ZScaler has found a new Android malware, bearing an APK file name of KSKAS.apk, that attempts to automatically download itself to users’ devices, then seeks administrator permissions to display ads, among other malicious functions. It all begins with a “drive-by download,” where a site pushes a download to a device without the device asking for it. While most browsers either save a downloaded file for a user to decide what to do with later or ask the user how to proceed, drive-by downloads of this nature normally begin the APK installation process automatically. The app will present itself as “KS Clean.” Denying the installation is enough to stay safe, for the most part, but users that are fooled into installing the app will be greeted by a pop-up on their home screen prompting them to take an update for security reasons. Clicking OK will lead to the installation of a second app, which contains the malicious payload.
Once the second app is installed, it will immediately prompt the user for administrator privileges. If those privileges are granted, the app has all the permissions that it needs to compromise a user’s device. On the surface, it just shows the user advertisements in various places. The push for administrator privileges is a jarring hint toward what it may actually be doing in the background, as well as a laundry list of suspicious permissions like drawing on top of other apps. ZScaler’s researchers dove into the APK file and watched the app in action in an emulator. Behind the scenes, it phones home to a control server, and pulls a wide range of information on a user’s device. Attempting to disable administrator privileges will simply freeze up the device temporarily.

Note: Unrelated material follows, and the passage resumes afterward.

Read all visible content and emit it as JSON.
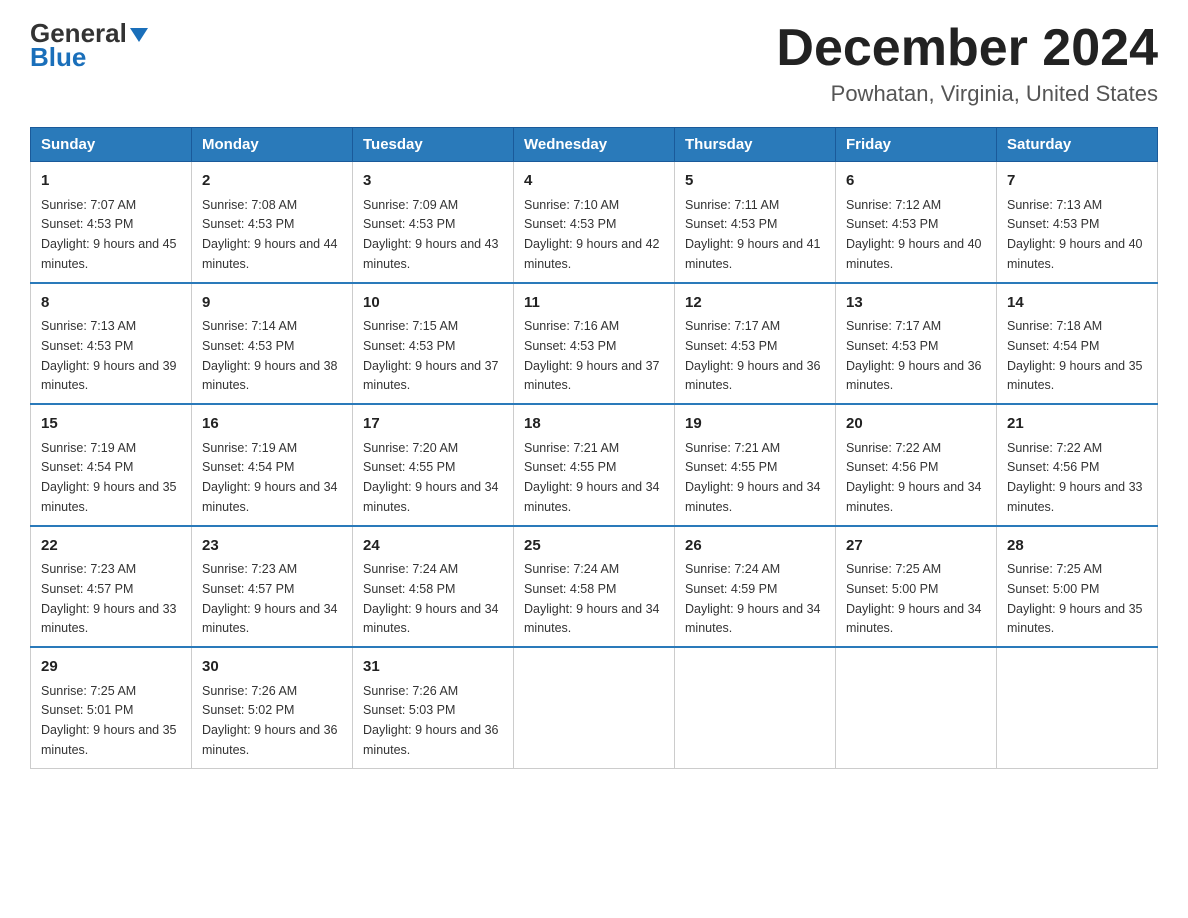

As with most Android malware, one of the biggest points to stress as far as staying safe is to not install anything from outside of the Play Store. If you do install something from outside of the Play Store, make sure you know what it is and that it’s coming from a trusted source. This is not foolproof, but is a good precaution to take. If you don’t plan to install anything from outside of the Play Store in the near future, the safest bet is to keep Unknown Sources, the option that allows installs from outside the Play Store, turned off. This prevents drive-by installs. If you do happen to end up victimized by this malware or a similar one, unless you happen to have root privileges and know how to remove the malware at the system level despite the administrator status, your only real recourse is a factory reset. Malware is a fairly common phenomena on Android; ZScaler’s campaign alone has caught around 300 cases of its software preventing a malware infection in the US and UK alone.